Dubbed, the Silicon Valley elite’s favorite artist by New York Magazine and featured on CNN, Agnieszka Pilat originally moved to San Francisco from Poland where after developer Paul Stein commissioned her to paint a vintage fire alarm she shifted her focus from human portraits to encapsulate the essence of humanity’s relationship to technology. “I arrange machinery in formal compositions,” notes Pilat, “to evoke the power that technology commands in human society today while also recognizing humanity’s legitimate fears of automation.”
This tension between idolatry and anxiety is what inspired Filo Sofi Arts to examine themes of surveillance and identity inherent in the Artificial Intelligence and algorithms harvesting the data based on our actions. “Modern technology provides a lens to view our values, but machine learning and personalized media distract us from genuine reflection,” notes curator, Gabrielle Aruta. “Data Rex Machina pushes viewers to recognize that the machines driving our future hide the data reflecting our lives.”
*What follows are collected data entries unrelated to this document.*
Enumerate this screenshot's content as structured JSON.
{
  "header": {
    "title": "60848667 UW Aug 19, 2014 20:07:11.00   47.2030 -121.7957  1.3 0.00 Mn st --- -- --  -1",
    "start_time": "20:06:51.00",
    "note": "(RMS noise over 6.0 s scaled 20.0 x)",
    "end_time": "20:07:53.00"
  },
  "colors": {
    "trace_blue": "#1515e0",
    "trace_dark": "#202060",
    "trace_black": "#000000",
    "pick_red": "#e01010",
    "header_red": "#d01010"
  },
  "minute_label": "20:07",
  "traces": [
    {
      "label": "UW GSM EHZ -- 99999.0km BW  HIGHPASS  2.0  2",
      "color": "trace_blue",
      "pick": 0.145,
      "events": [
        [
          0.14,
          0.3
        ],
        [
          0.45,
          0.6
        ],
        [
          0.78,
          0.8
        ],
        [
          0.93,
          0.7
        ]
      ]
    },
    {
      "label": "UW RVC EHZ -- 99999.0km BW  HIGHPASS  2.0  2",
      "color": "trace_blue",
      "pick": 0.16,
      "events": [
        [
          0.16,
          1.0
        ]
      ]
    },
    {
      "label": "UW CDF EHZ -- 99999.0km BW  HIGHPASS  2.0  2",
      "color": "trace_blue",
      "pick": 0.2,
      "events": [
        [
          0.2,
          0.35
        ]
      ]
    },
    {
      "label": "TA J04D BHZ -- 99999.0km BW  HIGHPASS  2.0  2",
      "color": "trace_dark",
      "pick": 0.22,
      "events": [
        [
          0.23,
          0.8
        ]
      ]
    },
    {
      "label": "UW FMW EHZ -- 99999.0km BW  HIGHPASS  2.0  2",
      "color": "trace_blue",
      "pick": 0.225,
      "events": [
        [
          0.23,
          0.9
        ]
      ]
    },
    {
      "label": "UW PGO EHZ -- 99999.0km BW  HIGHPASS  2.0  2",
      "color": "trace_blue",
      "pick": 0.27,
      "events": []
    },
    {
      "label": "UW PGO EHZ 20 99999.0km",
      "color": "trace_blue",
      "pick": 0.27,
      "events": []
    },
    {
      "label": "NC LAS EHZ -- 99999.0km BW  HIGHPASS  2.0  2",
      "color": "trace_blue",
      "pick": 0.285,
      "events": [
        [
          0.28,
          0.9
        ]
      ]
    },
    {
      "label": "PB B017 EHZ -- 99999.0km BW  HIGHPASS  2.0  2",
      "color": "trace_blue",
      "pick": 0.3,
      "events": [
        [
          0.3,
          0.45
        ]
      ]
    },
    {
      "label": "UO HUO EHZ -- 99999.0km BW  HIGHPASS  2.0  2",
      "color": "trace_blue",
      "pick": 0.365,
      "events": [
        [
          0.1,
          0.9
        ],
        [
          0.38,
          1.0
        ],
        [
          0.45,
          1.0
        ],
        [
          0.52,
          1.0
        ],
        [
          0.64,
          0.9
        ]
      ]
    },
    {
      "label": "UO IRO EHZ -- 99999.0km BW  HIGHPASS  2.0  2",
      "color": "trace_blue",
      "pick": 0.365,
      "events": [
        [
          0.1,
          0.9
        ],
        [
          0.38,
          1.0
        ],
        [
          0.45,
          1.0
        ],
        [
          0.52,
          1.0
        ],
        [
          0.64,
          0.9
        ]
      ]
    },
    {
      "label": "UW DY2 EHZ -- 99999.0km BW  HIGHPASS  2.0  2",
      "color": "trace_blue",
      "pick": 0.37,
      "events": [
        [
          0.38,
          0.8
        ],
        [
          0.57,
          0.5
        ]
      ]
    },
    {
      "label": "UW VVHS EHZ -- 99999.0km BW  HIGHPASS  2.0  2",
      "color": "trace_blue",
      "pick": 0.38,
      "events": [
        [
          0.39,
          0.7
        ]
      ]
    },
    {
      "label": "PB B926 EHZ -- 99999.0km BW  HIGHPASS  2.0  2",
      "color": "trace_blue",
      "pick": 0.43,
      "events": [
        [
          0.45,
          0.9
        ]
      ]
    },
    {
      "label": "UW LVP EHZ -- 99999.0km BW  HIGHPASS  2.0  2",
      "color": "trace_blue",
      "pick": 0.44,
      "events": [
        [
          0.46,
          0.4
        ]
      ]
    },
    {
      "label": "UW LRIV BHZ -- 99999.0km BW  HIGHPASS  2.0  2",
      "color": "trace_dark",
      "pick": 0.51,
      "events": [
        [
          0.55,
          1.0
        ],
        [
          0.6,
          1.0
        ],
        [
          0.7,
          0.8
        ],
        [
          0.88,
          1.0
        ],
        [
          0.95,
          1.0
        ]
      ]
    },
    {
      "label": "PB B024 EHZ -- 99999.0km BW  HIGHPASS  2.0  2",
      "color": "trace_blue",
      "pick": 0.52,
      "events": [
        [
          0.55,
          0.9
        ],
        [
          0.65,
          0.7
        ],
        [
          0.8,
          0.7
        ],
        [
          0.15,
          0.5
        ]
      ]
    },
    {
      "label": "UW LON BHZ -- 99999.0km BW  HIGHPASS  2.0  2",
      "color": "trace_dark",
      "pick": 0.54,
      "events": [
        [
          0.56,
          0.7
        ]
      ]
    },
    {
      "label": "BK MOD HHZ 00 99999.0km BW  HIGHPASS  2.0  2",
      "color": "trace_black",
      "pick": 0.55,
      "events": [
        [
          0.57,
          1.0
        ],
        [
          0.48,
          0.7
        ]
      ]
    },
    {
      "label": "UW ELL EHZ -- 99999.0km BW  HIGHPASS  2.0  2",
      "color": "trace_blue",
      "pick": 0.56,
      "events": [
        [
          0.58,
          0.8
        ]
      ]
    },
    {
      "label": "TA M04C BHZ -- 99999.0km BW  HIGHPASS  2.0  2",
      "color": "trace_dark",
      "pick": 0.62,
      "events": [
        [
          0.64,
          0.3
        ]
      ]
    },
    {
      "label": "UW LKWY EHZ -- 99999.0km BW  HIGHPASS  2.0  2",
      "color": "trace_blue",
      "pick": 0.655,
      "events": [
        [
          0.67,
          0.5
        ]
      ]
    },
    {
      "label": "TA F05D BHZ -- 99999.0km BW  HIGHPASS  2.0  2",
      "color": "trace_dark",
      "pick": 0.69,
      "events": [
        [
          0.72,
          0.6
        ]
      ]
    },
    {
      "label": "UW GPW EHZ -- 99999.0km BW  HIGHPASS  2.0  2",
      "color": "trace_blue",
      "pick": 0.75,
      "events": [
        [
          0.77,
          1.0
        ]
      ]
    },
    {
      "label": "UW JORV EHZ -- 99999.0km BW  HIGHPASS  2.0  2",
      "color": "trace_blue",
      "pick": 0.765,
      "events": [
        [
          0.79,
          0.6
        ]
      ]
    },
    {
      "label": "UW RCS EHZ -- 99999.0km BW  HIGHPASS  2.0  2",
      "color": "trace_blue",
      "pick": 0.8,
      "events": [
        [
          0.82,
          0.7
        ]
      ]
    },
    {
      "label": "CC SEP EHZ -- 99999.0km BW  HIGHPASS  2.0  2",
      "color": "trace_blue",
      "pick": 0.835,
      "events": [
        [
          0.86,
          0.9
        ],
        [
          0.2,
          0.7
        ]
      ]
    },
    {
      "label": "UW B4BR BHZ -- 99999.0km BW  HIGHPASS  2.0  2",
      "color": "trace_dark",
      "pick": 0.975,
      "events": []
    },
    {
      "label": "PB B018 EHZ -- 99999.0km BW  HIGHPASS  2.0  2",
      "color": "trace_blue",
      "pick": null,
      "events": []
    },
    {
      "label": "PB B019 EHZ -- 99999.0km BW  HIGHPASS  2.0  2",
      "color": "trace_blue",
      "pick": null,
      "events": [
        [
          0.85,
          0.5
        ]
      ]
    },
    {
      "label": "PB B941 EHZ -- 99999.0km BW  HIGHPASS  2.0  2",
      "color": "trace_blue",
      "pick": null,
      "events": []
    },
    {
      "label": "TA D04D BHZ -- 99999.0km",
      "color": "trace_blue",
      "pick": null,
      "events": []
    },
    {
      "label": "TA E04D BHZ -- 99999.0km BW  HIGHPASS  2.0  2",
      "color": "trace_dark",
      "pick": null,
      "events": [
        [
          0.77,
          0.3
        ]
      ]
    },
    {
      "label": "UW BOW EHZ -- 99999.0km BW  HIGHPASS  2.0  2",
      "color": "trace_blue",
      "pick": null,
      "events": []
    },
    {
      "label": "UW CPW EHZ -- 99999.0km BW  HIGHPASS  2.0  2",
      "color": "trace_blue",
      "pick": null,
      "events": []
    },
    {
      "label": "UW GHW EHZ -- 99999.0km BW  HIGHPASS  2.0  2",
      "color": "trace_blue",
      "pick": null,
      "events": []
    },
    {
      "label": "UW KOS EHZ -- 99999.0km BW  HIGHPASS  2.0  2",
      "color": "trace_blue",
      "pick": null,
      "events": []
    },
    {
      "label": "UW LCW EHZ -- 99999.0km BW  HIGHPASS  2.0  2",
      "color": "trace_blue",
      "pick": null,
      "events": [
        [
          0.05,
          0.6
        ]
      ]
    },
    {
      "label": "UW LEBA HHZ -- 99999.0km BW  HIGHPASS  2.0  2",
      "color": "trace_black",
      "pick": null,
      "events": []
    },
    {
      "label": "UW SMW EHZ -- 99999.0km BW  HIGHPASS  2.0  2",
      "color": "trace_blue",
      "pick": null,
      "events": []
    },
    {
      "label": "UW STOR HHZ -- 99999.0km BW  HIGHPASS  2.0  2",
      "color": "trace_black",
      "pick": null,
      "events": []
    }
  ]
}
In the original ‘Adoration of the Mystic Lamb’, Van Eyck created realism for the craft of painting, where his unique use of oils and layers of glaze provided the physical means for this technique, a form of technology mirroring the Eucharistic transubstantiation of the blood of Christ forming the central image of the work. Data Rex Machina features Pilat’s creative partnership with the yellow robotic dog, Spot, where the artist has established the genre of contemporary realism by utilizing a meta-medium for art where the subject matter in essence creates itself. While its original creators may have designed Spot’s artificial intelligence algorithms and the highly sophisticated robotics allowing her (the preferred pronoun from Pilat) to paint, the wonder for modern viewers is in discerning where her human programming ends and canine consciousness begins.
Data Rex Machina portrays Spot as a modern Christ for viewers to examine their own, ‘Adoration of the Machinic Lamb.’ Here Pilat mirrors van Eyck in providing intimate portraits of a loving creator in relationship with her progeny. The arm affixed to Spot (Rex) provides the Machina, manipulating viewers to contemplate the end of human-centric drama to evolve in peaceful symbiosis with our creations rather than becoming prisoners of our own devices. This nurturing and religiously iconic spirit can be seen in Spot’s painting of “Madonna and Child” Spot created as a self-portrait of “herself” and her mother, Pilat.
In its portrayal of celluloid sacrifice, Data Rex Machina provides a modern vision of redemption for viewers to risk believing they are worthy of love no matter what images are reflected in their mobile screens. Like the visceral gift of oils and light provided by Van Eyck, Aruta and Pilat provide a positive vision of Creator and created, where viewers can experience a Divine relationship to data and create a positive vision for their lives that is all their own.